Juice Jacking a Real Threat or Scaremongering?
The last couple of months' discussions of Juice Jacking is a real threat or not have sprawled up again. Juice Jacking has been discussed a couple of years ago but died off until this year when the FBI went out with a warning to use phone charging booths and USB ports in airports, hotels, and other public spaces. The discussion online in the security community has been if it is a threat to actually be afraid of or not. So far as I have seen people disagree over it so I have decided, a bit late to the party, to give my opinion on this topic. So I brewed some tea, sat down, and philosophized a bit. Discussed a bit with my colleagues and then brewed some more tea. Late to the Juice Jacking party but here we go.
Three things are needed for a juice jacking attack to be performed.
- A vulnerability in the devices being charged.
- A malicious charging station.
- A victim that will use a malicious charge station.
If we start with the first one, an external device should not without permission be able to read or install data on your device. This means an attacker would need access to a valuable zero-day to use. Since some law enforcement pays good money for those vulnerabilities the targets you intend to use the exploit on need to be of more value than selling the exploit.
The second point is that they need a malicious charging station for the victim to connect to. To get any volume out of the exploit the charging station would need to be in places where people are likely to sit and wait, also enough amount of people to use it before anyone notices the exploit and shuts it down. Compared to other types of vulnerabilities that can be performed over the internet, juice jacking doesn't scale very well.

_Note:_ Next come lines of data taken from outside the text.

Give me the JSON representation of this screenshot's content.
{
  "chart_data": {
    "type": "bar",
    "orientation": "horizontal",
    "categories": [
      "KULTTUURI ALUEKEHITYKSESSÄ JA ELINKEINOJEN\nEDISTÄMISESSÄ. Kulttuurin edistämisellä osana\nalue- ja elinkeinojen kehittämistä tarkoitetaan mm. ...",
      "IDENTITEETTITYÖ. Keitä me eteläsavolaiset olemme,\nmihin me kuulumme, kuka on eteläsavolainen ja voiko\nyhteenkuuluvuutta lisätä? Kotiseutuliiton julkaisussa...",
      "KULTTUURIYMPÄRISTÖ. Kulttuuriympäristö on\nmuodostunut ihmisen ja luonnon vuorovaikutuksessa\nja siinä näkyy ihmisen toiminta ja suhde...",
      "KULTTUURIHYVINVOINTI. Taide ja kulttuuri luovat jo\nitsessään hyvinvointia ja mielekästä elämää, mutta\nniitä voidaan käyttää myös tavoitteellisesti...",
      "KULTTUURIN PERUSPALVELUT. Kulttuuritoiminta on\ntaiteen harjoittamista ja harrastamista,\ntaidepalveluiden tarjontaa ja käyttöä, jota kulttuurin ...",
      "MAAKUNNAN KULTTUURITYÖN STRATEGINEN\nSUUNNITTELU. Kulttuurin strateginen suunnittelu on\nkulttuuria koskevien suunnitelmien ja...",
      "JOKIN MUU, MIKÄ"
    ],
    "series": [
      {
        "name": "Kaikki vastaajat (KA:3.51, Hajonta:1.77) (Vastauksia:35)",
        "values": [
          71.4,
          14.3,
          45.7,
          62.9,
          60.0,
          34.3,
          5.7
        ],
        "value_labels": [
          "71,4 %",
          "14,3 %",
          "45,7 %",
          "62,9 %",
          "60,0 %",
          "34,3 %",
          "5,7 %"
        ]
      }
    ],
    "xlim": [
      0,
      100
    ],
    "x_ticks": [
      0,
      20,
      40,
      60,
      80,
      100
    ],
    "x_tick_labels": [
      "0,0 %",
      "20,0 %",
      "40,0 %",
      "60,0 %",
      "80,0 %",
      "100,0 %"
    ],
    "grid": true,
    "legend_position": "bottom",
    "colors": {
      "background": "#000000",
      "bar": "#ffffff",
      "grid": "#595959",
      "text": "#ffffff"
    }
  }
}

Since it doesn't scale very well another type of victim would instead be high-valued targets such as politicians, journalists, or political activists. A combination of a high values target and threat actor that isn't after money but leverage or state secrets might have the interest and means to pull this off when other attacks haven't worked out. Journalists visiting and covering a larger event like the Olympic Games or the like might also be of interest to a dubious government. But then, why replace charging stations with malicious ones when you just can take a lesson from North Korea and give a USB-powered fan in a gift bag to all journalists. Seems cheaper and easier to pull off.
Now the third point is a victim using a malicious charge station. We are those victims and here is the question that we all want answered. Should we or should we not use a public charge station? I would say for the majority of the people it is probably fine to use them. For people of some kind of status, there might be a small risk to it. But then the protection to this is quite simple and a more agile way of doing it, just use a power bank. If you are out of juice in a power bank, then you can charge that one from the public USB and then charge your phone from the power bank.
Welcome to Olof is philosophizing with some tea and hope you enjoyed it. I want to finish off with a quote that I found funny reading about juice jacking in social media.
For juice jacking to work there has to exist a zero-day in the phone and should therefore be fixed by Apple and Google.
(The quote was taken from memory and not 100% worded correctly)
Well… Yeah… that's kind of the thing about zero-day. They don't exist until poof there it is and everyone scrambles to hopefully fix it before someone exploits it.